Vulnerable populations
A big hurdle to ending the AIDS epidemic is getting treatments to vulnerable populations, including children. In 2022, only 57% of the 1.5 million children under 15 with HIV received treatment, 46% were virally suppressed and an estimated 84,000 died of AIDS-related illnesses.
That’s partly because kids aren’t typically included in initial clinical trials for treatments, so there are relatively few child-friendly formulas, Abdool Karim said. The preferred treatment for children, a tablet that dissolves in water, was just approved in 2021 and has been adopted only recently in many countries. However, most other HIV drugs for kids taste bad, are difficult to swallow or must be taken several times a day, UNAIDS notes, so improving these formulations could make their HIV regimens easier to maintain.

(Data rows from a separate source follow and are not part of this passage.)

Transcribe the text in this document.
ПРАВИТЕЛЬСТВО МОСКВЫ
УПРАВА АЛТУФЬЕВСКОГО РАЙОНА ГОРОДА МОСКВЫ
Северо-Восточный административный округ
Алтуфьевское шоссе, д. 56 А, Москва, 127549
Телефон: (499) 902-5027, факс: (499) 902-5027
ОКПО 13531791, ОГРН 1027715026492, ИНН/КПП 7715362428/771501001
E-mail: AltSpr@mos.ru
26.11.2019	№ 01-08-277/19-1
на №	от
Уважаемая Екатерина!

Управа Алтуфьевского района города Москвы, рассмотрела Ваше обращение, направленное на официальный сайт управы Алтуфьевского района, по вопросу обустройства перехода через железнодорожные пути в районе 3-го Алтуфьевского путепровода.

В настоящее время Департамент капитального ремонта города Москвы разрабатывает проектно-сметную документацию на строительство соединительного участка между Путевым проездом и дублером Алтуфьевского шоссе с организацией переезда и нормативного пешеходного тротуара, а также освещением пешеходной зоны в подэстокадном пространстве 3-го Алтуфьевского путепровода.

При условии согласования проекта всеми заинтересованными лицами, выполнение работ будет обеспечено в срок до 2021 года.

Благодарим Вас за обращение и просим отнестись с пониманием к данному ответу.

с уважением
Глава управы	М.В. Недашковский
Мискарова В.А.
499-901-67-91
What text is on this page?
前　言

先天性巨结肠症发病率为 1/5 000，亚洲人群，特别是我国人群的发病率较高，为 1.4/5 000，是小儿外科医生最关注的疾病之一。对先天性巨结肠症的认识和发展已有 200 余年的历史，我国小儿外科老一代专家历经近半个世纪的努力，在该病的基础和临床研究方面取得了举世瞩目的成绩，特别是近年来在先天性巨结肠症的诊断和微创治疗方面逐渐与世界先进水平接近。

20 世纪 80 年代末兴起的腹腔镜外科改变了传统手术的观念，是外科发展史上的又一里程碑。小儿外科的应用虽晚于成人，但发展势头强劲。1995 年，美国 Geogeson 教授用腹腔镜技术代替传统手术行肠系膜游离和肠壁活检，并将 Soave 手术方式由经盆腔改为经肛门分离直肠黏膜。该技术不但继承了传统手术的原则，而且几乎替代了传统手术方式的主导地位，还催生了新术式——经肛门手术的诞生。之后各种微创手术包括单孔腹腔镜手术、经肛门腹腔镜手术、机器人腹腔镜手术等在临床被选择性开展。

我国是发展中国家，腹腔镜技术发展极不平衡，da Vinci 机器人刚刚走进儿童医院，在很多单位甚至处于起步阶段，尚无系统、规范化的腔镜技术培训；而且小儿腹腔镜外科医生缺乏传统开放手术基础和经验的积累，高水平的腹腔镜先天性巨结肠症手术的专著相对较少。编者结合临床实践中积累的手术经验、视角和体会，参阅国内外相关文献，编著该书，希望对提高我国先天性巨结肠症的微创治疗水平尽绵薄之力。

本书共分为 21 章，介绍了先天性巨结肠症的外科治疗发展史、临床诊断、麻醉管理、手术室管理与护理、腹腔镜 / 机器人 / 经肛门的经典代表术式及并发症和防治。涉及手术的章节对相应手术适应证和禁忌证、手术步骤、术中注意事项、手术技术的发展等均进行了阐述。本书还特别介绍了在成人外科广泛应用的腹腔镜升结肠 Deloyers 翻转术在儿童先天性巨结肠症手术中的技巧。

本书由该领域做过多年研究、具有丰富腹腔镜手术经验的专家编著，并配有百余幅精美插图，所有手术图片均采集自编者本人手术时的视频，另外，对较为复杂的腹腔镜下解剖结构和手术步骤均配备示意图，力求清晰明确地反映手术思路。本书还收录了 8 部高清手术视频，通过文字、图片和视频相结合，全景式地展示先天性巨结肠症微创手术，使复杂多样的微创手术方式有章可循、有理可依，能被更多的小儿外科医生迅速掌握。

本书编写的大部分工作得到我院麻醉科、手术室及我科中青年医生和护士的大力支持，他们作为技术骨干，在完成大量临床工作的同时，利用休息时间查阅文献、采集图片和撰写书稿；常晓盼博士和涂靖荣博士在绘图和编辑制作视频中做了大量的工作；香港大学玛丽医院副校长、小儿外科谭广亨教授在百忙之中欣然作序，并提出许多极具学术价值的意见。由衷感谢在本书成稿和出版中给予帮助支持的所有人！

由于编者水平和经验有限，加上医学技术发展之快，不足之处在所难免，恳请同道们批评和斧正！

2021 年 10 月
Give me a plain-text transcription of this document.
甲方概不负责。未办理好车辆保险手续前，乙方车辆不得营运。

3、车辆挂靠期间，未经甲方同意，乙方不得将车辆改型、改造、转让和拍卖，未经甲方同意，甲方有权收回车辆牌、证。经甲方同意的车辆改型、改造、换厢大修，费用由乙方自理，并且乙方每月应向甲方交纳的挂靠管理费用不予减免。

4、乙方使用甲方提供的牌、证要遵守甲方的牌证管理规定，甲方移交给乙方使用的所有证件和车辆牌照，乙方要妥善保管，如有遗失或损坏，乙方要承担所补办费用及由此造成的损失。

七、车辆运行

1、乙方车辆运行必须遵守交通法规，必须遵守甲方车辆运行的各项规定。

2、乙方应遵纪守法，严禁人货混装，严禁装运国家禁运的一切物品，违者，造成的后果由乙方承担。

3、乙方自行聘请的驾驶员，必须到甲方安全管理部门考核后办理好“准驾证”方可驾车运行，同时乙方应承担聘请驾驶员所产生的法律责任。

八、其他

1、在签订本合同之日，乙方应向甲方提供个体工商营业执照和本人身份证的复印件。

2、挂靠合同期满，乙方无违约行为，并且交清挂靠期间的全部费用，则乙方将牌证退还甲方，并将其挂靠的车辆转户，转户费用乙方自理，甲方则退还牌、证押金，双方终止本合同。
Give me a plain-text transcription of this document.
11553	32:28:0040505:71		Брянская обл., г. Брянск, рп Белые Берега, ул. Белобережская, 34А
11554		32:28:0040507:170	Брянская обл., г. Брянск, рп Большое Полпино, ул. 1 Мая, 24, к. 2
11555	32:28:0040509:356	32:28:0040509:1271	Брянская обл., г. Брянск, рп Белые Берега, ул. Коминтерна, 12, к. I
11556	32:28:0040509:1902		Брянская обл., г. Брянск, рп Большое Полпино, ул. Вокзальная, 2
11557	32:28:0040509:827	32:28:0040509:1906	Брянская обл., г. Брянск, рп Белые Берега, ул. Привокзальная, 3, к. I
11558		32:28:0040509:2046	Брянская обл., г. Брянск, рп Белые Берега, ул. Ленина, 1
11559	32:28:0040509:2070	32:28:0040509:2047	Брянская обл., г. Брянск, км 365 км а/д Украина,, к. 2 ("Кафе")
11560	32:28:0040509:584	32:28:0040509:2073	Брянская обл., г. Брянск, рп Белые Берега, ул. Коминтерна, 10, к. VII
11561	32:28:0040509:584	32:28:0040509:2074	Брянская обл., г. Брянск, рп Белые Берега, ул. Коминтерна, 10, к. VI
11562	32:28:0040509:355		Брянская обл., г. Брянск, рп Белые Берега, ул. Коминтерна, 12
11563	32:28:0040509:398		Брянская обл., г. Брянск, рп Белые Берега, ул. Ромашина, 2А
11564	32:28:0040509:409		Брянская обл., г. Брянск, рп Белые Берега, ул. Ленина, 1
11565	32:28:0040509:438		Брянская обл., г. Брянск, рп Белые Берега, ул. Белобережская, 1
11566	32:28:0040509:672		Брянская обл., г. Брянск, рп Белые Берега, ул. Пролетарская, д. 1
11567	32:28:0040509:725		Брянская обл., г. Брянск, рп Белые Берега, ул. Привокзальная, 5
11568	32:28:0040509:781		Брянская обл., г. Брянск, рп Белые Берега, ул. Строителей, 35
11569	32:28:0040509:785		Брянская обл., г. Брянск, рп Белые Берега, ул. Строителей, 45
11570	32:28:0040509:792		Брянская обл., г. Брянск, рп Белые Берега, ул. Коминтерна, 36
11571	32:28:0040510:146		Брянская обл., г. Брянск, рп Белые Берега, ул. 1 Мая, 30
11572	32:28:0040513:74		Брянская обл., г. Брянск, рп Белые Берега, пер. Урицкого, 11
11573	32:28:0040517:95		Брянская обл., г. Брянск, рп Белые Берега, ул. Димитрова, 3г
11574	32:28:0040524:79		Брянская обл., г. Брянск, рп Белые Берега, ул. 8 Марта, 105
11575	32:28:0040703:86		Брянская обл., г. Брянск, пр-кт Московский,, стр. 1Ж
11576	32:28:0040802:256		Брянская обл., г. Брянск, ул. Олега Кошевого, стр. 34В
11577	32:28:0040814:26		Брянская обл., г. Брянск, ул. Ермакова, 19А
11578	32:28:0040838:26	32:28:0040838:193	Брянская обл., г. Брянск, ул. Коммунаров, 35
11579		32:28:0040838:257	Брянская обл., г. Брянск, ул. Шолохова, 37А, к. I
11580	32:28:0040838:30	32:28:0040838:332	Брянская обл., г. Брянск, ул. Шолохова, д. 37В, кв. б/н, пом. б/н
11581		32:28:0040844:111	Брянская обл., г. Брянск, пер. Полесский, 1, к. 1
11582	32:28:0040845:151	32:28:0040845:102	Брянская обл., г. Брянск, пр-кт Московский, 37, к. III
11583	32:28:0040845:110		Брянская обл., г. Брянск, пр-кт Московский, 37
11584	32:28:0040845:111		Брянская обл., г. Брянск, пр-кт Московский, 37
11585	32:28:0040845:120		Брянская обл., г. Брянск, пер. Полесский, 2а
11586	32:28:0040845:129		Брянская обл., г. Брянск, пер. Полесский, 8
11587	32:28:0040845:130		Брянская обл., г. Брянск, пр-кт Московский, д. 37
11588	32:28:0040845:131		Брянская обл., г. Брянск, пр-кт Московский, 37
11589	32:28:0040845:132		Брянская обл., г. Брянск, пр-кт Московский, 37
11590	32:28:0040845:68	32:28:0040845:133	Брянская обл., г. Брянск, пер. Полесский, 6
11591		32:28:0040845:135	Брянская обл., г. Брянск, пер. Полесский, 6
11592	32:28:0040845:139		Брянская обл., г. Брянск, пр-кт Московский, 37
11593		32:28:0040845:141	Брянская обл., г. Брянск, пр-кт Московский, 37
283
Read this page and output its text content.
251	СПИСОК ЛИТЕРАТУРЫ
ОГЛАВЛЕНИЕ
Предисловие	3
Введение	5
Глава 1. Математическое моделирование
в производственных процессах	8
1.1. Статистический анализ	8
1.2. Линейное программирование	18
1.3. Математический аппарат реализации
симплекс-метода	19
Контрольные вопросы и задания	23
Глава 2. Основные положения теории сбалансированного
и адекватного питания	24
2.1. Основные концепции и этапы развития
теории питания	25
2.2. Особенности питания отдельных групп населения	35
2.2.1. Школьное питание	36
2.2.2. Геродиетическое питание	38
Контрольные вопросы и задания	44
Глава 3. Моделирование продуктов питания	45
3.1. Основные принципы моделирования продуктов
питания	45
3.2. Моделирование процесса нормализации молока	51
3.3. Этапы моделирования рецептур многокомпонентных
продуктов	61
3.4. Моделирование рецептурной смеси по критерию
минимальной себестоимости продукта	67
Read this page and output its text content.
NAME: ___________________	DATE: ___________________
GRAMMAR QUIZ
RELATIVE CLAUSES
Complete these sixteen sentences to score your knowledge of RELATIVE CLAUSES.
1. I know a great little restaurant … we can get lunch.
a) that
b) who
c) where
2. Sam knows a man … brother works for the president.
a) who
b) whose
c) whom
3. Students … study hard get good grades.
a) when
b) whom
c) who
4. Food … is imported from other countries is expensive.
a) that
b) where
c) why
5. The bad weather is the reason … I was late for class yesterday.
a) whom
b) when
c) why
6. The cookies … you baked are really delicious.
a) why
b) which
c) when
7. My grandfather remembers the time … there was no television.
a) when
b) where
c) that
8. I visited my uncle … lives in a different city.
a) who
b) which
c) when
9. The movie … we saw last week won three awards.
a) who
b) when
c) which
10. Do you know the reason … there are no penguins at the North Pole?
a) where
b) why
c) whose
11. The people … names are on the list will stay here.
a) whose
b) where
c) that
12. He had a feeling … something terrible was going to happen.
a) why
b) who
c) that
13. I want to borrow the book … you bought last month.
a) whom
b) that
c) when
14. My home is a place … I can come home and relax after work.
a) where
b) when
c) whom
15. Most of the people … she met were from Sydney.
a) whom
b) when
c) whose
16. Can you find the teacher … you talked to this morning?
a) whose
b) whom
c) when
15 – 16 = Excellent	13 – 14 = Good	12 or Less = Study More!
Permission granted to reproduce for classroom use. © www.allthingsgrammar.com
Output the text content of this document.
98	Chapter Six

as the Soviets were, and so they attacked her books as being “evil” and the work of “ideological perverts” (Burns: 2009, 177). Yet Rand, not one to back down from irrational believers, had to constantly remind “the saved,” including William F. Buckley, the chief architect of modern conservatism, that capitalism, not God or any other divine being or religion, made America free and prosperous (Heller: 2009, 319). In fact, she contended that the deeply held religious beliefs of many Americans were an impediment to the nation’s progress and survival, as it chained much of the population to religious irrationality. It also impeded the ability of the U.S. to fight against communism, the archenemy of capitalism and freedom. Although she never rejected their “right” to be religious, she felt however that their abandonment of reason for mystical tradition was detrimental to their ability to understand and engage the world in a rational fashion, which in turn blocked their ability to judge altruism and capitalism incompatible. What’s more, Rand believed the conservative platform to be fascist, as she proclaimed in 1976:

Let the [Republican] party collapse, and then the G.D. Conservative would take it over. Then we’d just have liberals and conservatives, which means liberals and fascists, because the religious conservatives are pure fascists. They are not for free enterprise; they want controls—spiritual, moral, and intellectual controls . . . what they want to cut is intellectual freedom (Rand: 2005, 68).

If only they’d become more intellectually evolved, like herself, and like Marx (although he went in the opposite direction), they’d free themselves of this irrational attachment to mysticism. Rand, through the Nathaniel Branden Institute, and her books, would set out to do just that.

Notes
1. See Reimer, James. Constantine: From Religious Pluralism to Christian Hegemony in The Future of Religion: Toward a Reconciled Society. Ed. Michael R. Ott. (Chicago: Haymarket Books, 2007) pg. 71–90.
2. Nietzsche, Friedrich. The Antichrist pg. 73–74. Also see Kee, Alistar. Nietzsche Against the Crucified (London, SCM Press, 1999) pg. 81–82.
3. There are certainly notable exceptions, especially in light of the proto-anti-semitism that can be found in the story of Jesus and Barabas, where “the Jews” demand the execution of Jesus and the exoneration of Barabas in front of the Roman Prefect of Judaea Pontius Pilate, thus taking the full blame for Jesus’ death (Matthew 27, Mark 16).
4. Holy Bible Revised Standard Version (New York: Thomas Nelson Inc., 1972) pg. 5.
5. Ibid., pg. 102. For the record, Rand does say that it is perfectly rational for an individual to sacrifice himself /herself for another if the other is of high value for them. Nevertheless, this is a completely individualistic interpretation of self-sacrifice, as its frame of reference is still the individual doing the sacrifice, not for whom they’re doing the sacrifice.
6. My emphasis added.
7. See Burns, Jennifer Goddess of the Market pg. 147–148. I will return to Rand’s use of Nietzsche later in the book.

Long-acting ART options — meaning those that don’t require daily pills — are nonexistent for children under 12, Gandhi said. To help make long-acting ART suitable for young children, the National Institutes of Health is supporting research into how to best adapt drugs approved for adults, she noted. But that grant opens in 2024, so it’s unclear if it could make a dent before 2030.
And even if better drugs are widely available, „children are not going to be able to access antiretroviral therapy in a vacuum,” said Dr. Anjali Sharma, a professor of medicine who now studies complications of HIV at the Albert Einstein College of Medicine in New York and has studied ART adherence in different settings.
„The pediatric care really has to be integrated with other services, potentially the mom’s treatment or things that are going to work with the family as a unit,” she said.